Yukmijihwang-tang Inhibits Receptor Activator for Nuclear Factor-κB Ligand–Induced Osteoclast Differentiation

Abstract

Yukmijihwang-tang (YMT) is a traditional herbal medicine known to enhance memory in brain injury models. The aims of this study were to evaluate the inhibitory effect of YMT on osteoclast differentiation and to determine its molecular mechanism of action. YMT dose-dependently inhibited receptor activator for nuclear factor-κB (NF-κB) ligand (RANKL)-induced tartrate-resistant acid phosphatase (TRAP) activity and the formation of multinucleated osteoclasts in RAW264.7 cells. In addition, quantitative reverse transcription-polymerase chain reaction showed that YMT significantly decreased RANKL-induced expression of osteoclast differentiation-specific genes (TRAP, matrix metalloproteinase-9, cathepsin K, and the d2 isoform of vacuolar ATPase V(0) domain).
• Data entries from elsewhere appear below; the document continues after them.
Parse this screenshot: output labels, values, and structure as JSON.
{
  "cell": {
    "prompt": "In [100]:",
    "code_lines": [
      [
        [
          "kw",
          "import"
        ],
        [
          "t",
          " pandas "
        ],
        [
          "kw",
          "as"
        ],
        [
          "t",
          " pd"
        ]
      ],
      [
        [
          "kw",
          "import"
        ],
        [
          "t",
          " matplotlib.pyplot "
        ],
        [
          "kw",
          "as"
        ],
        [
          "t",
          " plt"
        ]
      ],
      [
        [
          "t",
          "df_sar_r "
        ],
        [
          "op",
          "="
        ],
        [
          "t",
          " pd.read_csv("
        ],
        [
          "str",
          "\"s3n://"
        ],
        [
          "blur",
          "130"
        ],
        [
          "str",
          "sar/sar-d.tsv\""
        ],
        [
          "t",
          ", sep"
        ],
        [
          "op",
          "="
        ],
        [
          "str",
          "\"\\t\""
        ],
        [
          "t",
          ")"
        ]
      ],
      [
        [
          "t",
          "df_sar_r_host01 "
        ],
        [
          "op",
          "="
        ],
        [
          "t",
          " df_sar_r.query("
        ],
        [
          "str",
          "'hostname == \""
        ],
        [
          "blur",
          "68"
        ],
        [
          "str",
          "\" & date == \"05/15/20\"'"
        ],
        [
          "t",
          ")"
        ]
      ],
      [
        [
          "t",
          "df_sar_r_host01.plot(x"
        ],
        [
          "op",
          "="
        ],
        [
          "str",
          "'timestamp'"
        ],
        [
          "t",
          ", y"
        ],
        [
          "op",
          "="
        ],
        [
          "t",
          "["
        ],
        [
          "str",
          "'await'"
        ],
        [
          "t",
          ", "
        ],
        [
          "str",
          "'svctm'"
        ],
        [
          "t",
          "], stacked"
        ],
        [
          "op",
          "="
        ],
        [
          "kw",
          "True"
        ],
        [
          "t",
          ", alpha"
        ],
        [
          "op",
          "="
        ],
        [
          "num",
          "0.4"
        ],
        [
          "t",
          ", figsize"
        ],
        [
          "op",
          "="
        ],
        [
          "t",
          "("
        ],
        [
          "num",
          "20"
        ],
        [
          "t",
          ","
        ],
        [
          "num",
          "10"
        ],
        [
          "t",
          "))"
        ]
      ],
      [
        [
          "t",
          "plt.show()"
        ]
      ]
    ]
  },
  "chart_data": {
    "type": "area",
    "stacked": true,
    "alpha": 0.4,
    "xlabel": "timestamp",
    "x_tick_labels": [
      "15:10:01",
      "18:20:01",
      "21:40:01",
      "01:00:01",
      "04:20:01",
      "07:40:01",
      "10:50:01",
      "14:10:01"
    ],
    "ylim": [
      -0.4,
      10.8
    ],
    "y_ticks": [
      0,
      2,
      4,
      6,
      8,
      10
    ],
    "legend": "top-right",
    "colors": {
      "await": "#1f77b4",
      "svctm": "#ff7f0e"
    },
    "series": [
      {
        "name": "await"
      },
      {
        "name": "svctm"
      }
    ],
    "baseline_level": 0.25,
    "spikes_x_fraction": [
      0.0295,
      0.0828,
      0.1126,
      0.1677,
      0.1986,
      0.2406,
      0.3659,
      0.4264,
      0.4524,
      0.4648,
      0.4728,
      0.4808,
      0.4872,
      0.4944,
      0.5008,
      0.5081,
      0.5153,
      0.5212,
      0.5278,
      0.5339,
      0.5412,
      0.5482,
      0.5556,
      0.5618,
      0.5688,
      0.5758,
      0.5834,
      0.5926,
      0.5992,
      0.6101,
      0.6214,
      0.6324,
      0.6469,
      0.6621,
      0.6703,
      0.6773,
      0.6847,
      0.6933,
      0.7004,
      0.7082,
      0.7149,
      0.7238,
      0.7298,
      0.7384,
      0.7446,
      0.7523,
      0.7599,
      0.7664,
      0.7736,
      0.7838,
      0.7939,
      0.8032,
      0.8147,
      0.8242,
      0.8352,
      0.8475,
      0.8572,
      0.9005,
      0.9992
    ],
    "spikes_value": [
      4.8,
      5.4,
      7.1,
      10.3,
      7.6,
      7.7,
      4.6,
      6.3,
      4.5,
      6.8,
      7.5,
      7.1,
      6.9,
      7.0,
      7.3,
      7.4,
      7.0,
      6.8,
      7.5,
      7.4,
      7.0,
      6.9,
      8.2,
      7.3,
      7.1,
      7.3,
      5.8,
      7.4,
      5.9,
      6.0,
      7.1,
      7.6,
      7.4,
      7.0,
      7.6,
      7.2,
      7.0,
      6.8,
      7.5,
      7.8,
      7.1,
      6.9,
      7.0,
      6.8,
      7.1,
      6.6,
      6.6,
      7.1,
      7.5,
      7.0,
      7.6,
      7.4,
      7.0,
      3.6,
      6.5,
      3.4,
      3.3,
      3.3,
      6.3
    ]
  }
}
Furthermore, YMT inhibited RANKL-induced phosphorylation of mitogen-activated protein kinases (extracellular signal-regulated kinase, c-Jun N-terminal kinase, and p38), phosphorylation of I-κBα, phosphorylation of NF-κB p65, and the expression of transcription factors Fra-2 and nuclear factor of activated T-cells, cytoplasmic 1. Furthermore, YMT inhibited the bone-resorptive activity of differentiated osteoclasts, suggesting that YMT inhibits osteoclast differentiation by suppressing RANKL-induced signaling molecules and transcription factors that affect the regulation of genes for osteoclast differentiation. As such, YMT may have therapeutic potential in bone diseases.